Olhando para o mapa, o comum dos mortais poderá inclinar-se a favor deste argumento de Putin, o problema é que esta suposta promessa foi feita a Gorbachev em 1990 e era relativa à Alemanha Oriental, no contexto de uma Alemanha reunificada, não estando directamente ligado aos planos de expansão da NATO.

No fundo, muitas opiniões podem surgir deste conflito, sendo que várias causas serão lançadas ao ar. Mas a meu ver e com base no historial argumentativo de Putin, a necessidade de contrapor a expansão da NATO e possível adesão da Ucrânia à mesma (apesar das declarações de Olaf Scholz contra esta ideia) ou à UE pesa mais do que, por exemplo, as riquezas naturais (que são abundantes) deste país.

O que se pode fazer pela Ucrânia? Não havendo sequer comparação entre o poderio militar destes países, também já sabemos que a NATO não pretende enviar tropas directamente para a Ucrânia, preferindo apoiar de outras formas – apoio logístico, armamento, etc.

Para além do reforço das fronteiras dos membros da NATO na região com uns escassos milhares de soldados, sabemos que o Reino Unido, os Estados Unidos e a UE aprovaram várias sanções visando empresas e indivíduos directamente ligados ao aparelho militar russo, sendo que muitas destas, no caso do pacote europeu, relembram o aplicado aquando a anexação ilegal da Crimeia, pelo que cada um poderá aferir a sua eficiência com base nisso.

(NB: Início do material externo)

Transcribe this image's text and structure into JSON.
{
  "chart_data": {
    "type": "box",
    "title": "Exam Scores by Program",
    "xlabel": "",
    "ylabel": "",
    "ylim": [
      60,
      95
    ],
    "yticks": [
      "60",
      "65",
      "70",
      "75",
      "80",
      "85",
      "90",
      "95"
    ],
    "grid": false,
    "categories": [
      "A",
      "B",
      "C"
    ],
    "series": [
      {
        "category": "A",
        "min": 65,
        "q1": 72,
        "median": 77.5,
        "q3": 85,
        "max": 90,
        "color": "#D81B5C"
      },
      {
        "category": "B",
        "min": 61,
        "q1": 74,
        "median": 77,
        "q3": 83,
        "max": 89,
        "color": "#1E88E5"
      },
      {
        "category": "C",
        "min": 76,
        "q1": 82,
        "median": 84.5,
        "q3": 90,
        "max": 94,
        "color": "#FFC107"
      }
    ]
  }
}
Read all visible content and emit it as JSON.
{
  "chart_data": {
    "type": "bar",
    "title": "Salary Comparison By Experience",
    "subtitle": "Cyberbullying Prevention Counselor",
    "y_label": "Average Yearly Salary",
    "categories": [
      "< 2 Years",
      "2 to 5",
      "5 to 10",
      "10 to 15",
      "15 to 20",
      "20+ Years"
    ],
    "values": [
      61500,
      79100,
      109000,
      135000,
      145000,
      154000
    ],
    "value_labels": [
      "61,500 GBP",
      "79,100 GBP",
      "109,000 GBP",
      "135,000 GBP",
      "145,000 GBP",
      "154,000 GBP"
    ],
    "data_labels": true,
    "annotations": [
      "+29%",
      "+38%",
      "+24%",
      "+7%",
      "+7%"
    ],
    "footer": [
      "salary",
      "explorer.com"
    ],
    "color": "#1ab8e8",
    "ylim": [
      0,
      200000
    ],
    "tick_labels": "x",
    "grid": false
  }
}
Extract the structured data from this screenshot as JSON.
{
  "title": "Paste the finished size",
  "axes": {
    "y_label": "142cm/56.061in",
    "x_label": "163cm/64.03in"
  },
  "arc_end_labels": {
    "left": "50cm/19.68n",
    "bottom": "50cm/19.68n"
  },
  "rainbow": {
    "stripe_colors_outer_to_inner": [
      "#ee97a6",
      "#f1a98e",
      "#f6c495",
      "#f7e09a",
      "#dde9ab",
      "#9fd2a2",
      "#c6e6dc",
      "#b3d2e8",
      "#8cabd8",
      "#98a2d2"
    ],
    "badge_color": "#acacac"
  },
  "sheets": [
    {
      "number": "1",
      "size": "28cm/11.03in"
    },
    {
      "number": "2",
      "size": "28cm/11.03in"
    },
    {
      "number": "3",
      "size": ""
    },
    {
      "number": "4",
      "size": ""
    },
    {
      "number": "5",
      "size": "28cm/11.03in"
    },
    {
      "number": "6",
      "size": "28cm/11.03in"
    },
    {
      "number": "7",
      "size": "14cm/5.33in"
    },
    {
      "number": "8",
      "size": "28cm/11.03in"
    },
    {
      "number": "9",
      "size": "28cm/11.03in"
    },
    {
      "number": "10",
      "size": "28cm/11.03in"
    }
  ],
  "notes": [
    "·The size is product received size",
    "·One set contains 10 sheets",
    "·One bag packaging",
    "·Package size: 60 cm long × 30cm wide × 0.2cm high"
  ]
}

Muito badalado foi também a “grande” decisão da Alemanha em suspender a aprovação do gasoduto (ou pipeline para ser fixe) Nord Stream 2; esta seria, de facto, impactante, não fosse o acordo fechado com a China no início deste mês, a propósito do contrato de fornecimento de gás russo por 30 anos, culminando, claro está, num novo gasoduto entre os dois países.

Não menosprezando as valências comprovadas da guerra económica, penso que todos esperarão muito mais para dominar Putin. Pois bem, nesta linha de pensamento, a medida mais pesada que a comunidade internacional poderia impor seria a desconexão total do sistema bancário Russo do SWIFT, o sistema internacional de pagamentos.

O problema é que isto teria graves repercussões na economia mundial, tanto nos EUA, como na Europa, pelo que dificilmente será equacionado. A maior questão que se coloca é se algum de nós, ou, melhor dizendo, algum país democrático, está disposto à possibilidade de uma nova guerra mundial.

E se não estiverem, conseguiremos dormir descansados à noite, não só com o peso na consciência por falhar ao povo ucraniano, mas com a noção de que, a qualquer momento, Putin poderá lembrar-se que somos nós a seguir?

PS: À data da redacção, ainda não havia sido tomada a boa decisão sobre a desconexão da Rússia do SWIFT. Como digo, é a medida mais gravosa em ambiente de guerra económica, e certamente acarretará consequências para a economia mundial, um preço que estaremos mais que dispostos a pagar.